A SWOT of restaurant operations is an analysis of four main components:

  1. Strengths
  2. Weaknesses
  3. Opportunities
  4. Threats 

Around 30% of restaurants fail within the first year. Even if your restaurant has had years of success, a SWOT analysis of a restaurant will be beneficial. It's never a bad choice to learn what your eatery’s strengths and weaknesses are and how to make adjustments to continue growing your operation.

restaurant swot analysis

In this guide, we’re going to cover the steps you need to take when running a SWOT for restaurant owners. However, it’s also important to know what an analysis includes and the benefits of running one for your eatery.

What is a SWOT Analysis for Restaurant Success?

Conducting a SWOT analysis for a restaurant involves the following to determine strengths, weaknesses, opportunities and threats:

  • Internal business factors
  • External business factors
  • Current potential
  • Future potential

In essence, your analysis is a study of your business’ operations that sheds light on what you’re doing right and wrong as well as internal and external factors that impact your eatery.

When you know each strength and weakness of a restaurant business, making the right adjustments can be greatly beneficial.

Benefits of SWOT Analysis of Restaurant Businesses

Applies to Businesses of All Types

Once you know how to create a food business SWOT analysis, you can apply this same tactic to any business. If you expand into new markets or open up another restaurant, you can leverage the steps below to learn each company’s:

  • Strengths
  • Weaknesses
  • Opportunities
  • Threats

Even if the business is in the same plaza and has the same menu, the SWOT can be completely different.

Allows You to Better Manage Business Complexities

Operational weaknesses are opportunities of a restaurant to strengthen its business. However, when you create your own report, it allows you to:

  • Discover complexities
  • Narrow these complexities down
  • Find ways to eliminate weaknesses

When challenges in a restaurant are too difficult to identify or overcome, they’re easy to overlook if the company is profitable. However, the business can become more profitable and be better positioned to handle future challenges after a SWOT analysis.

Shines Light on External Business Factors

SWOT restaurant analysis goes beyond internal factors that you can control. You'll uncover external elements that may be harming operations now or in the future. Owners can use these insights to limit future risks.

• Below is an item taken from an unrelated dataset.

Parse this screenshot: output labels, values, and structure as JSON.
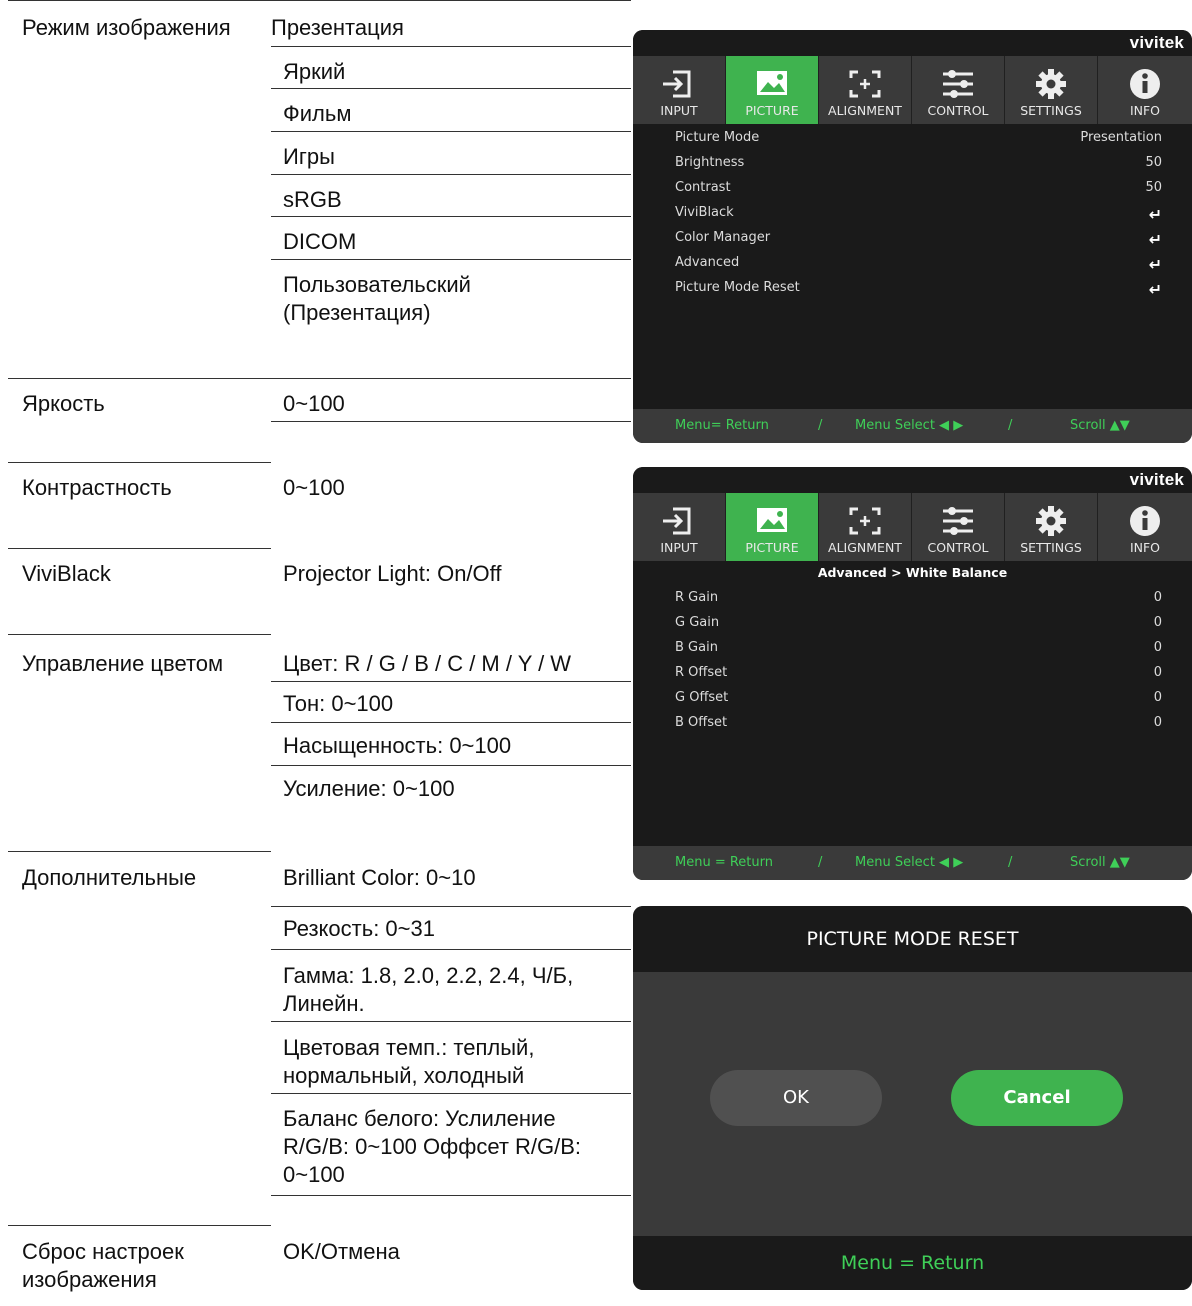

SWOT Analysis for Restaurant Business is NOT Expensive

Finally, you can find the weakness and strengths of restaurants inexpensively. For example, you can have every person in management help you gather the data to run a SWOT report. You don’t need to hire outside help, allowing you to improve operations without spending a lot of money in the process.

How to Perform a Restaurant SWOT Analysis

swot analysis for restaurant

Step 1: Define an Objective

Every SWOT analysis in the restaurant should have an objective of some kind. For example, you may aim to understand how new menu items may be received, finding out what you’re doing right or wrong or what external factors are a threat to your operations.

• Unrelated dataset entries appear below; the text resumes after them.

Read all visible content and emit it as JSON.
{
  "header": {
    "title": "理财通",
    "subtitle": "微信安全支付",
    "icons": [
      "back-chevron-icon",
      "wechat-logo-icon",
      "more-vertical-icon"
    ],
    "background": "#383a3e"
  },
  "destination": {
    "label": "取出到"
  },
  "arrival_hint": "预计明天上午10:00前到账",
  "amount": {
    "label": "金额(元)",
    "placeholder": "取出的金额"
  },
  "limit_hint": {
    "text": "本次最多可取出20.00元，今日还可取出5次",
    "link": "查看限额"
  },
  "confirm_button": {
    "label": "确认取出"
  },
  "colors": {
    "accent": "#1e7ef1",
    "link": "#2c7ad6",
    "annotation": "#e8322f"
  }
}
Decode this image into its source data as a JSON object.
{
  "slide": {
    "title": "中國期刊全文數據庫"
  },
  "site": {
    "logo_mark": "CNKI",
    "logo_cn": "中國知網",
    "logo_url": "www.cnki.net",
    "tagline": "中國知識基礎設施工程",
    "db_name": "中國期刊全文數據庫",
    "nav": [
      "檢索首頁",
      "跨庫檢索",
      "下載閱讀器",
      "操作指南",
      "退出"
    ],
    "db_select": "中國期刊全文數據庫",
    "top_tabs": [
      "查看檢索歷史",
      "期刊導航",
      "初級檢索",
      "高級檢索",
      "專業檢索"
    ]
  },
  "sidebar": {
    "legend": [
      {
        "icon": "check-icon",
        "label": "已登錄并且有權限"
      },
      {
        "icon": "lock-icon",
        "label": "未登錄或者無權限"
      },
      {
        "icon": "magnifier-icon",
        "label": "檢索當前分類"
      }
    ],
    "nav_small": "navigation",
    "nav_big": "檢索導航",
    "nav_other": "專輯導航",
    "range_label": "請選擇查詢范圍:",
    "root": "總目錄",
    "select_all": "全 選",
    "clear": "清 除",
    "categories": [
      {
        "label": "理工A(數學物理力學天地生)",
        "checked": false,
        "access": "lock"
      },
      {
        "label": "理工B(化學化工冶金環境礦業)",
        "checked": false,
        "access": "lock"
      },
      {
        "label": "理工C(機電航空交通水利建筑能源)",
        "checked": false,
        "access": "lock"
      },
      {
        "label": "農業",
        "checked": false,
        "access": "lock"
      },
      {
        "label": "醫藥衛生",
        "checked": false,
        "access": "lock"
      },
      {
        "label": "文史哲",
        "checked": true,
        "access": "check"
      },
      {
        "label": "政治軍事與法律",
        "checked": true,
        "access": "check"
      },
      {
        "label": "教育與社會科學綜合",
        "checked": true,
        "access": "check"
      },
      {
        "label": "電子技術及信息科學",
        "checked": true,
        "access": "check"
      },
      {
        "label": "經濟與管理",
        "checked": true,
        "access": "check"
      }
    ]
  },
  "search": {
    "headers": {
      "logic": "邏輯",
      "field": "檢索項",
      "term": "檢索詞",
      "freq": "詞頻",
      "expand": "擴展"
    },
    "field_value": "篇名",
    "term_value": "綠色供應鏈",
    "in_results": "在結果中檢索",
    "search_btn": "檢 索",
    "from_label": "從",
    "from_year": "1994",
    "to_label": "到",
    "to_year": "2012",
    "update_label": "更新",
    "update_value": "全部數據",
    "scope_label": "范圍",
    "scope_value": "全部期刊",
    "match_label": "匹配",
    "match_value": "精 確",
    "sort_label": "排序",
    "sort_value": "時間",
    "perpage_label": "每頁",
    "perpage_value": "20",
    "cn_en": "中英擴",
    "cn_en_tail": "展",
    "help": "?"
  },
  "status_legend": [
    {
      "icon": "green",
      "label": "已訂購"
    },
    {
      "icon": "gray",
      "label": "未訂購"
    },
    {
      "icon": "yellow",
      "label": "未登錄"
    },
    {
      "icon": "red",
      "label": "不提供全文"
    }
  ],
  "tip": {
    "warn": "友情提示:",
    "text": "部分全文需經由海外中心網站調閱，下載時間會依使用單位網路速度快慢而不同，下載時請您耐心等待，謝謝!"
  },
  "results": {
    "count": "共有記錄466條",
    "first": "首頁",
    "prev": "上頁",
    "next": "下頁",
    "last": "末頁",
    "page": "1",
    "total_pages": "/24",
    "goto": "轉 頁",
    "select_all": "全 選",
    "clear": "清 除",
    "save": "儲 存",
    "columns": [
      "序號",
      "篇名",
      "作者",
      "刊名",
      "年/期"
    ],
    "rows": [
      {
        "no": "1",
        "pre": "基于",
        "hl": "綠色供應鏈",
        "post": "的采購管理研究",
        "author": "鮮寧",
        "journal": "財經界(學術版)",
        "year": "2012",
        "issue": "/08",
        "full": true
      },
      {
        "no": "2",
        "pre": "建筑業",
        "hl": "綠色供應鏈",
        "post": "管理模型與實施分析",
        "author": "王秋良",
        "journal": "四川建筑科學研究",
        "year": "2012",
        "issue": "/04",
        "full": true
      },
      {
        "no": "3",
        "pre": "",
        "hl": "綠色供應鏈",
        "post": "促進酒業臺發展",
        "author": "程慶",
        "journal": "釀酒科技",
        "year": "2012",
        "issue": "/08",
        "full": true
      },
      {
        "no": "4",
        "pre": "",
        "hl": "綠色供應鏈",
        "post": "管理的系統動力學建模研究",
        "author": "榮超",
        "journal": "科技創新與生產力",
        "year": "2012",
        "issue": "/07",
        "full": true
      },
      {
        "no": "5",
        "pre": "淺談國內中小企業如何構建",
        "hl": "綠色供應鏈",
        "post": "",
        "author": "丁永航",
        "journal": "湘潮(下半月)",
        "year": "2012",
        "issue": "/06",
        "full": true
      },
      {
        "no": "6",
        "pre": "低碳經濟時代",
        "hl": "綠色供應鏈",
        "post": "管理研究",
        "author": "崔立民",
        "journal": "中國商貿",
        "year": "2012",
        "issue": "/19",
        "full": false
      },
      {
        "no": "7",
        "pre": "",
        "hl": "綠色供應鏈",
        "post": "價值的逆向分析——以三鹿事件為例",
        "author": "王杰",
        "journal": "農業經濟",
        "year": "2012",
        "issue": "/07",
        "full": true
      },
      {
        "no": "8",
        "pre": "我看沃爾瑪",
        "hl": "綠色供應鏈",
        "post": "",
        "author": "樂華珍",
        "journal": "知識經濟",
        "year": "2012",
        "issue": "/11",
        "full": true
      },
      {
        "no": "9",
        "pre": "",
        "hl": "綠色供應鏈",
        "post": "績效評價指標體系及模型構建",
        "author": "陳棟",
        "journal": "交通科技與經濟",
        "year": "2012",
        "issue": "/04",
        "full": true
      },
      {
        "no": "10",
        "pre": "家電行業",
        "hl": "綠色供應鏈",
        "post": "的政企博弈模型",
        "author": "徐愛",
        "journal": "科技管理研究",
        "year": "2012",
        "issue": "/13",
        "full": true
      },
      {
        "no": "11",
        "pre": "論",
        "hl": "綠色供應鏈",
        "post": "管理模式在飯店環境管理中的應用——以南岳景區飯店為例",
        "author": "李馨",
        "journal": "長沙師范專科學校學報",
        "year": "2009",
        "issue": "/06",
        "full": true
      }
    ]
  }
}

Additionally, your goal may be expanding operations and understanding if you’re in a position to do this.

Step 2: Discover Your Strengths

Strengths are the S in SWOT, and this is an enlightening step because you’ll have to be honest with yourself and ask:

  • What do you do right?
  • What do customers like about your business?
  • What do you do better than your competitors?
  • What makes your eatery unique?
  • What assets do you own?

You'll want to add in any additional questions you may have to understand your strengths better. Be sure to include your employees during this step so that you can find all of your strengths.

Step 3: Uncover Your Weaknesses

Next, you’ll want to uncover the weaknesses of your operations. Again, a series of questions should be asked and answered honestly. SWOT only works when you’re 100% honest with the answers or use data to back the answers up properly.

A few of the questions you’ll want to ask, include:

  • How can the restaurant improve? 
  • What do customers want to see us improve?
  • What are common complaints from customers?
  • What is the competition doing better than we are?
  • What resources are we lacking?
  • Are customers waiting too long for food?
  • What are your profit margins? Are margins too low to remain profitable?

Uncovering your eatery’s weaknesses is one of the most insightful things that you can do as a restaurant owner. You’ll want to be sure to poll your workers for ways that they think your business could be better or is lacking.

Step 4: Reveal Opportunities

A SWOT analysis sample for food businesses should also outline all of the opportunities that you have. These questions may include:

  • What markets can we expand into?
  • What items can we add to the menu that are in demand and lacking in the area?
  • Can you expand with a ghost kitchen?
  • Would offering delivery improve your bottom-line?

Opportunities and strengths are similar in nature, but they’re not the same. Opportunities, for the most part, are external factors that you can leverage to improve operations.

Step 5: Identify Threats

Finally, every eatery needs to look at threats to its market share. You'll need to ask more questions, such as:

  • What are competing restaurants doing that we are not?
  • What weaknesses make us vulnerable to losing market share?
  • What trends can we not overcome or are ill-prepared to manage?

If there are local economic issues that can negatively impact operations, you need to identify these as threats, too.

Now, you have a lot of items in each of the four categories of a SWOT and will need to categorize them based on quick wins, or things that you can do quickly to improve, changes that are likely too difficult to justify, big bets that can improve operations (think expanding or major investments) and then additional items that will have a low impact but are easy to improve.

Making changes based on these priority lists is the final step. Revisiting the SWOT and running future ones regularly is recommended.

Conducting a SWOT analysis of a restaurant business is something every business owner should do. You'll uncover opportunities in a restaurant business that you may not have realized existed previously. If you take the right steps after the report, you can begin to improve operations and protect against external threats.